Included in this Just Listed! update are properties representing over three centuries of Pennsylvania history.
Properties range from Muhammad Ali’s mountain boxing retreat to a masterpiece of modern architecture to a historic district rich in the building traditions of the Pennsylvania Dutch. Read below to learn more about the Commonwealth’s newest additions to the National Register of Historic Places.
Schaefferstown Historic District
Heidelberg Township, Lebanon County
PA-SHARE Resource #1979RE00356
Eligible under Criteria A (events) and C (architecture), the historic district consists of almost 200 buildings in the heart of Schaefferstown. The area was originally settled by German immigrants in the 18th century, and this history is reflected in the town’s architecture.

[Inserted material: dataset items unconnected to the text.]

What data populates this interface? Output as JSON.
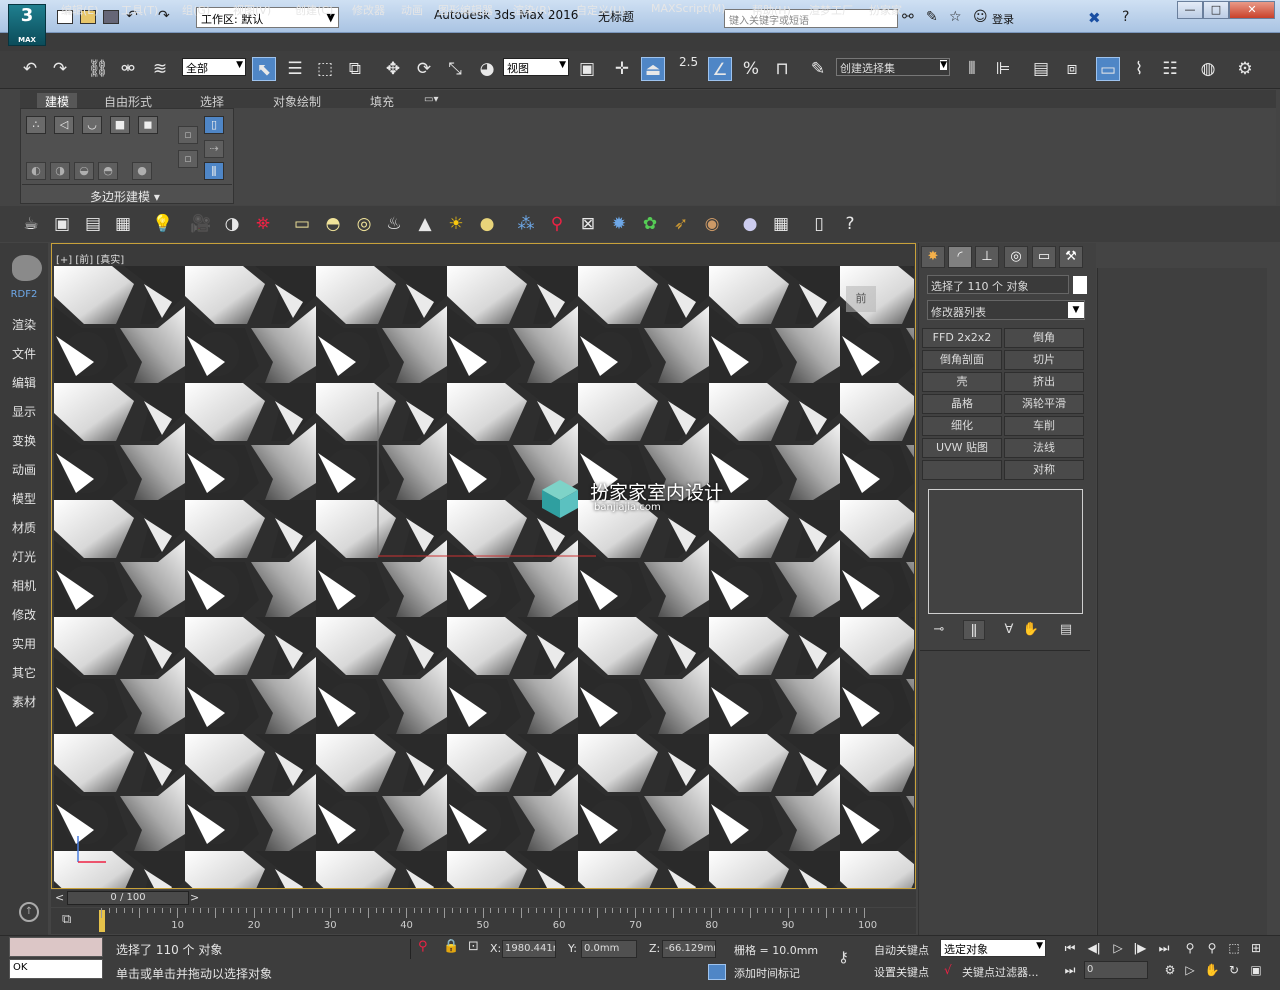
{
  "titlebar": {
    "app_title": "Autodesk 3ds Max 2016",
    "doc_title": "无标题",
    "logo_text": "3",
    "logo_sub": "MAX",
    "workspace_label": "工作区: 默认",
    "search_placeholder": "键入关键字或短语",
    "login_label": "登录"
  },
  "menu": {
    "items": [
      "编辑(E)",
      "工具(T)",
      "组(G)",
      "视图(V)",
      "创建(C)",
      "修改器",
      "动画",
      "图形编辑器",
      "渲染(R)",
      "自定义(U)",
      "MAXScript(M)",
      "帮助(H)",
      "渲梦工厂",
      "扮家家"
    ]
  },
  "main_toolbar": {
    "selection_filter": "全部",
    "reference_coord": "视图",
    "snap_value": "2.5",
    "named_selection": "创建选择集"
  },
  "ribbon": {
    "tabs": [
      "建模",
      "自由形式",
      "选择",
      "对象绘制",
      "填充"
    ],
    "active_tab": "建模",
    "panel_label": "多边形建模"
  },
  "left_sidebar": {
    "plugin_label": "RDF2",
    "tabs": [
      "渲染",
      "文件",
      "编辑",
      "显示",
      "变换",
      "动画",
      "模型",
      "材质",
      "灯光",
      "相机",
      "修改",
      "实用",
      "其它",
      "素材"
    ]
  },
  "viewport": {
    "label": "[+] [前] [真实]",
    "viewcube_label": "前",
    "watermark_text": "扮家家室内设计",
    "watermark_sub": "banjiajia.com"
  },
  "timeline": {
    "slider_label": "0 / 100",
    "ticks": [
      "10",
      "20",
      "30",
      "40",
      "50",
      "60",
      "70",
      "80",
      "90",
      "100"
    ]
  },
  "command_panel": {
    "selection_text": "选择了 110 个 对象",
    "modifier_list": "修改器列表",
    "modifier_buttons": [
      [
        "FFD 2x2x2",
        "倒角"
      ],
      [
        "倒角剖面",
        "切片"
      ],
      [
        "壳",
        "挤出"
      ],
      [
        "晶格",
        "涡轮平滑"
      ],
      [
        "细化",
        "车削"
      ],
      [
        "UVW 贴图",
        "法线"
      ],
      [
        "",
        "对称"
      ]
    ]
  },
  "status": {
    "ok_text": "OK",
    "selection_status": "选择了 110 个 对象",
    "prompt_text": "单击或单击并拖动以选择对象",
    "x_label": "X:",
    "x_value": "1980.441mm",
    "y_label": "Y:",
    "y_value": "0.0mm",
    "z_label": "Z:",
    "z_value": "-66.129mm",
    "grid_text": "栅格 = 10.0mm",
    "auto_key": "自动关键点",
    "set_key": "设置关键点",
    "selected_object": "选定对象",
    "key_filter": "关键点过滤器...",
    "add_time_tag": "添加时间标记",
    "frame_value": "0"
  },
  "colors": {
    "accent": "#4f86c6",
    "viewport_border": "#c8a13a"
  }
}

Within the district are examples of building forms associated with the Pennsylvania Dutch, including German Continental Houses (flürkuchen) and the Four Over Four House (sometimes called the Pennsylvania German Double Door Farmhouse). The district is also home to three c. 1750 tavern buildings. You can stop in and have a meal at the Franklin House, which still operates as a restaurant and tavern today.

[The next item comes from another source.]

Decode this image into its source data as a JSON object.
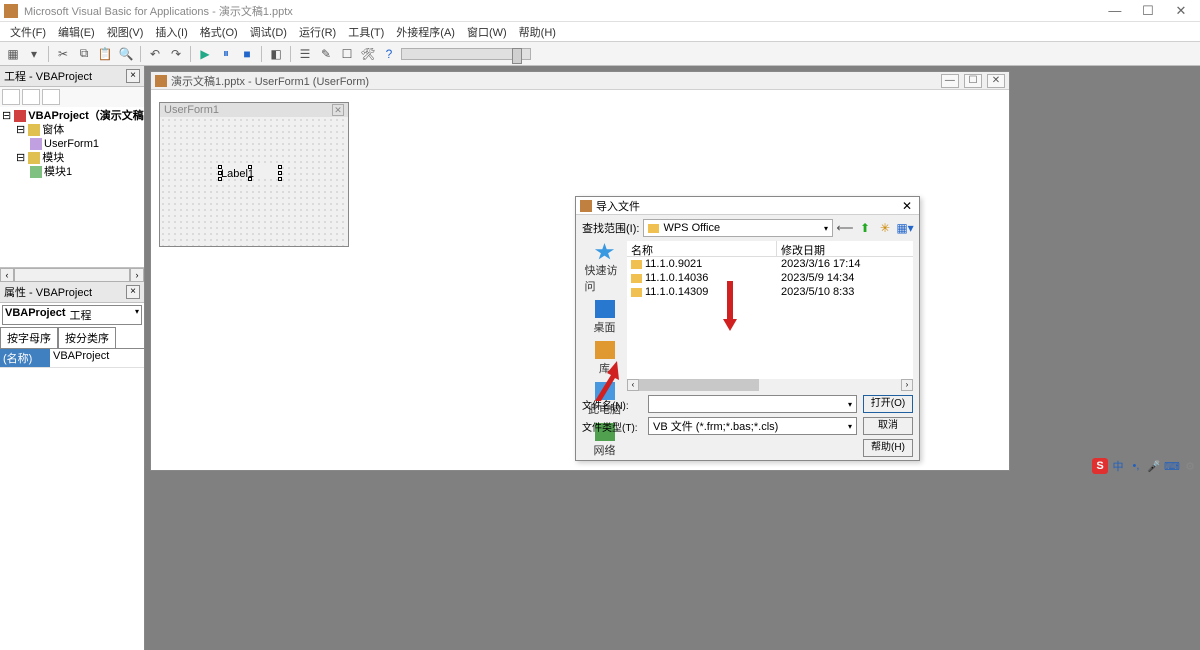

30 Pelham Road, Philadelphia
PA-SHARE Resource #2022RE00366
This home, constructed in 1902-1903, is an excellent example of the Tudor Revival architectural style and was listed on the National Register of Historic Places under Criterion C (architecture). Industrialist Henry B. Curran and his wife Lillie Curran commissioned the home as a wedding gift for their daughter, Constance Davison. She lived at the property along with her husband, attorney William M. Davison Jr., their two children, and four live-in servants.
The house is within the Pelham subdivision developed by Herman Wendell and Willard Bassett Smith, who marketed the area to affluent families looking for “a bit of the country set down in the city.” Architects and brothers George W. and William D. Hewitt designed the elaborate, upscale residence. The elder George Hewitt had previously partnered with prominent architects like John Fraser and Frank Furness before going into business with his younger brother.
Today, Fairelawn maintains a high level of craftmanship and rich architectural details, fulfilling the vision of developers Wendell & Smith to construct homes “built to last, and built to be lovely.”
First Baptist Church of Germantown
38 E. Price Street, Philadelphia
PA-SHARE Resource #2002RE00062
The historic First Baptist Church of Germantown was listed on the National Register of Historic Places due to its architectural significance (Criterion C) and importance to social and ethnic history (Criterion A). The well-known Philadelphia architect Samuel Sloan designed the church in 1852 in the popular Greek Revival architectural style. The same year, Sloan published his first architectural pattern book, The Model Architect. The bestselling guide featured the First Baptist Church as a model church design in its second volume.
In the 20th century, Germantown underwent a substantial demographic change. Black southerners moving into the area during the Great Migration coupled with white flight led to the community becoming 80 percent Black by 1980. In the midst of this transformation, a Black Baptist congregation led by the Reverend Collin N. Polite purchased the First Baptist Church in 1955. The Polite Temple congregation continues to worship in the building to this day.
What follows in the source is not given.